Gail told me, in a back-street pub in Sheffield. One more death in a litany of deaths. But this one, I knew instantly, was the one from which I would never recover. For his face was the most fragile, the most innocent, the most vulnerable. Gently she led me, uncontrollable with grief, out of the pub, past the sniggers and the uncomprehending stares.
His funeral; I’d missed it. But at least others came. For an awful moment, I feared there would have been next to no-one.
They scattered his ashes at Stoney, which truly had been his home. Even now, years later, as I drive along the dale, I glance up, quickly, instinctively, half-expecting to see him bouldering above Windy Ledge. No more.
When they scattered his ashes, a certain notable was bouldering in the bays. Some of the ashes swirled past on the wind, drifted onto a crucial hold. Our notable thus bounced up his problem, ironically commenting, “I always knew the little bugger would be good for something, after all.”
Some people can inspire hatred. This was one such.
So, even after death, ignominy continued. A magazine article blatantly disparaged when there was no need. What further misery may his mother have endured?
But now he is gone. Long gone. The ignominy and the loneliness far behind him. And the soloing… a harsh medium indeed in which to decipher one’s troubled image.

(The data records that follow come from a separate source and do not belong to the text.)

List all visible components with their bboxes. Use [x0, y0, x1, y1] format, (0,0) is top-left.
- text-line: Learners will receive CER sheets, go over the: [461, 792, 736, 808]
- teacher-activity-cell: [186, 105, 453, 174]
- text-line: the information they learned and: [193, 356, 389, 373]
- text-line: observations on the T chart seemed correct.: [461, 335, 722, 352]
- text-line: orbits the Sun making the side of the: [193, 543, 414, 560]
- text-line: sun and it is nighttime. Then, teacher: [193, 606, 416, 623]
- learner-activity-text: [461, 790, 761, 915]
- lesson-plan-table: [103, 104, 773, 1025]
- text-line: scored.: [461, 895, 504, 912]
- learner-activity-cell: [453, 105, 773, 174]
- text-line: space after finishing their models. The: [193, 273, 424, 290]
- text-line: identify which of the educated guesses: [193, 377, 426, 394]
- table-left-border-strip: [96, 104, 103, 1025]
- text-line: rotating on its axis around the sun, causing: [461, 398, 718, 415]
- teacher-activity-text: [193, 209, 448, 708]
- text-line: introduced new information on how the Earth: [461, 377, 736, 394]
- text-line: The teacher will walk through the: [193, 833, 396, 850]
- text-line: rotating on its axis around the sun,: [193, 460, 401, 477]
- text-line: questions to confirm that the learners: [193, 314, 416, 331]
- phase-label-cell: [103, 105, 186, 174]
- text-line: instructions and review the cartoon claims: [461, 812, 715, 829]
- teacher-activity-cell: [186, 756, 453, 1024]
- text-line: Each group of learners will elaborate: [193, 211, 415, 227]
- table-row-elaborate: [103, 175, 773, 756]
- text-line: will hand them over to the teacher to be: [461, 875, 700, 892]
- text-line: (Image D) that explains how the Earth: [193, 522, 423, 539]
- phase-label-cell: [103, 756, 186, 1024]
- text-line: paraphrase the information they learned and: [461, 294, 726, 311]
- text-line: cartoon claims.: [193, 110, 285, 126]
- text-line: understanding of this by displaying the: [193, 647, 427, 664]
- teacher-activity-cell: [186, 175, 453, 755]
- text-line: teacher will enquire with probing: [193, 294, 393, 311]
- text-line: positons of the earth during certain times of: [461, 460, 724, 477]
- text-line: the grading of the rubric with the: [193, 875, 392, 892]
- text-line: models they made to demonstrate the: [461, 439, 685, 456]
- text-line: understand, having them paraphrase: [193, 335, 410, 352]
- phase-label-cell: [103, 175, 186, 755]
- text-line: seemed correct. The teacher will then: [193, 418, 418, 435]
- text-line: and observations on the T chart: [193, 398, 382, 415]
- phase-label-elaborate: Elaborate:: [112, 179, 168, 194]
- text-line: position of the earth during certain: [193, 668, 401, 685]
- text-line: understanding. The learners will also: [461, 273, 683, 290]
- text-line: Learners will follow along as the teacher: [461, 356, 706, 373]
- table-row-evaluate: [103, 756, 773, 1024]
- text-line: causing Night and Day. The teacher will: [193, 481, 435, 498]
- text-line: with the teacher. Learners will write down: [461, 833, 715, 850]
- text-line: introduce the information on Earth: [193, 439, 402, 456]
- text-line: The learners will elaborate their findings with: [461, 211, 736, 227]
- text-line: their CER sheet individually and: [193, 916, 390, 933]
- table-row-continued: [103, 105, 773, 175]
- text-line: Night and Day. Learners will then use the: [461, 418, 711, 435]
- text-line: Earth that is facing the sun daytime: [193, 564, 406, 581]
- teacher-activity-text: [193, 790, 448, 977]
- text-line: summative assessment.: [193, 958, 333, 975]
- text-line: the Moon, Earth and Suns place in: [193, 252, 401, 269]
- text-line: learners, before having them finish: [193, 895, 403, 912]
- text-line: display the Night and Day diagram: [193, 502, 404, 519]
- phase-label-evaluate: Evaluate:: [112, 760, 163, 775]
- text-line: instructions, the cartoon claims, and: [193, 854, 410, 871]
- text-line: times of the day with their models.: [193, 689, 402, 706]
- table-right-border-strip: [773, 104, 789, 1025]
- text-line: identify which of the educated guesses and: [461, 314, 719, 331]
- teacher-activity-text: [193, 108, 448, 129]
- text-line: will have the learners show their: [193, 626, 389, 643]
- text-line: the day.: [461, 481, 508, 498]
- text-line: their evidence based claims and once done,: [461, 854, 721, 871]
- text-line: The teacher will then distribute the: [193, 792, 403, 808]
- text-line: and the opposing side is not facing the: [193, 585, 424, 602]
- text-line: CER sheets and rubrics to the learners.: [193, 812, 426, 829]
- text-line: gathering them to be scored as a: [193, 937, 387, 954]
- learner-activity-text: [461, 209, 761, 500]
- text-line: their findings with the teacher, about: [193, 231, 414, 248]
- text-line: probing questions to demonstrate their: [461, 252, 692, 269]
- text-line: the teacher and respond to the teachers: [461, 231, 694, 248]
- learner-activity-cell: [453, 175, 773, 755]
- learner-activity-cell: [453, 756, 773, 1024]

Talent there was in plenty. But talent bloodily uprooted before ever it had a chance to nurture, to bear testimony.
Ashes. Now there are only ashes.
Noddy (Neil Molnar) was a member of the early 1980s Stoney coterie. He was a friend of Jerry Moffatt and is mentioned in Jerry’s autobiography, ‘Revelations’. Although it’s more than 30 years since he died, he’s still remembered.